Naarmate de bouwplannen concreter worden, groeit echter de kritiek op het voorgestelde tracé. Vanuit verschillende sectoren klinken kritische stemmen over tekorten inzake verkeersveiligheid, de gevolgen voor de stedelijke ontwikkeling van de havenwijk en de impact op de leefkwaliteit en gezondheid van de Antwerpenaars. Hoezeer ook betrokken politici proberen om het wetenschappelijk-technische studiewerk uit het publieke debat te houden, het voorgestelde tracé geraakt allengs bedolven onder een veelvormige massa van stedenbouwkundige, medische, economische en morele argumenten. Tegelijk groeit de kring van actoren die er deel van uitmaken. Transporteconomen wijzen op ongerijmde veronderstellingen in het keuzeproces, milieuexperts verrichten verdergaand onderzoek, journalisten volgen de ontwikkelingen en de plaatselijke politici maken zich zorgen. Projectontwikkelaars die hun investeringen in de havenwijken zien afglijden, dreigen met schadeclaims, zoals ook de kandidaat-bouwers van de brug doen. Ook artsen en andere medische deskundigen verschijnen ten tonele. Ze hebben het over de effecten van fijnstof op de gezondheid en ontwikkeling van kinderen. Zo blijkt uit medisch onderzoek dat de longinhoud van kinderen die in de nabijheid van een drukke stadsweg wonen minder groot is en het aantal kinderen met astma er vele malen hoger ligt. Geen prettige gedachte voor de gezinnen met kleine kinderen die in de buurt wonen van het honderd meter brede viaduct dat men midden in dichtbevolkte woonwijken wil aanleggen. Het duurt niet lang voor verschillende actiegroepen worden opgericht, die geleidelijk meer steun verkrijgen in academische, artistieke en politieke kringen.
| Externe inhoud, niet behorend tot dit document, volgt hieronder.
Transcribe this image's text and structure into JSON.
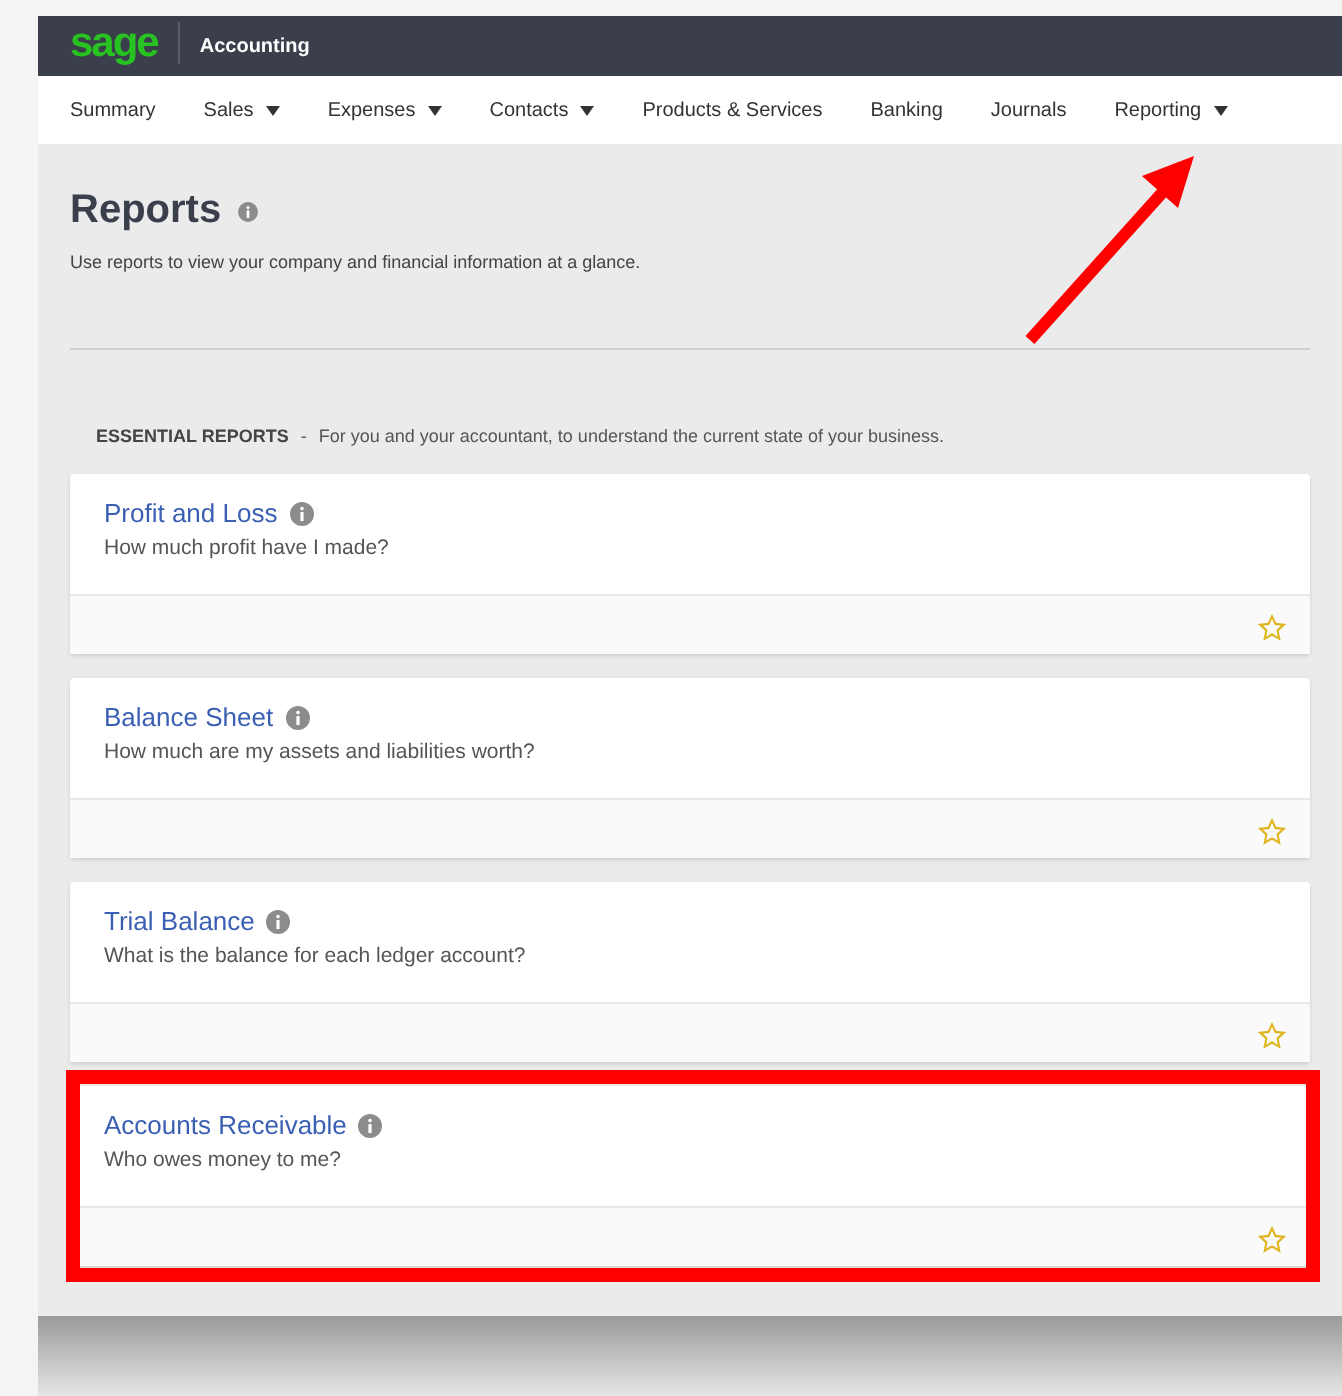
{
  "header": {
    "logo": "sage",
    "product": "Accounting"
  },
  "nav": [
    {
      "label": "Summary",
      "dropdown": false
    },
    {
      "label": "Sales",
      "dropdown": true
    },
    {
      "label": "Expenses",
      "dropdown": true
    },
    {
      "label": "Contacts",
      "dropdown": true
    },
    {
      "label": "Products & Services",
      "dropdown": false
    },
    {
      "label": "Banking",
      "dropdown": false
    },
    {
      "label": "Journals",
      "dropdown": false
    },
    {
      "label": "Reporting",
      "dropdown": true,
      "pointed_at": true
    }
  ],
  "page": {
    "title": "Reports",
    "subtitle": "Use reports to view your company and financial information at a glance."
  },
  "section": {
    "heading": "ESSENTIAL REPORTS",
    "separator": "-",
    "description": "For you and your accountant, to understand the current state of your business."
  },
  "reports": [
    {
      "title": "Profit and Loss",
      "question": "How much profit have I made?",
      "highlighted": false
    },
    {
      "title": "Balance Sheet",
      "question": "How much are my assets and liabilities worth?",
      "highlighted": false
    },
    {
      "title": "Trial Balance",
      "question": "What is the balance for each ledger account?",
      "highlighted": false
    },
    {
      "title": "Accounts Receivable",
      "question": "Who owes money to me?",
      "highlighted": true
    }
  ]
}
De nog te bouwen brug raakt zo verstrikt in overwegingen en belangen die niet direct te maken hebben met het oorspronkelijke mobiliteitsprobleem. Internationale haventrafiek, ultrafijne stofdeeltjes, de milieueffectenrapportering van de Vlaamse administratie en de longen van de Antwerpse stadsbaby’s verknopen zich tot een hypergevoelig politiek mengsel. Dingen en mensen, wetenschap en politiek worden daarbij onontwarbaar door elkaar gehusseld. Hoewel de politieke besluitvormers er prat op gaan dat ze de selectie van het tracé enkel gebaseerd hebben op objectieve procedures en wetenschappelijk gevalideerde expertise, komt precies deze objectiviteit in het centrum van de politieke discussie te staan. De actiegroepen vragen zich hardop af of niet ook andere specialisten geraadpleegd hadden moeten worden, wijzen op onbenutte technische mogelijkheden (tunnels, overkappingen, tolheffingen), eisen nieuw onderzoek over alternatieve tracés en betwisten de door Vlaamse milieuevaluatierapporten gebruikte methodologie voor fijnstofmeting. Ook de andere politieke actoren worden aldus gedwongen zich op het terrein van de wetenschap te begeven; ze moeten zich verantwoorden over de gebruikte methoden, en moeten opnieuw onderhandelen over wat de aard van het probleem is, welke actoren daar allemaal in betrokken zijn en welke oplossingen vereist zijn.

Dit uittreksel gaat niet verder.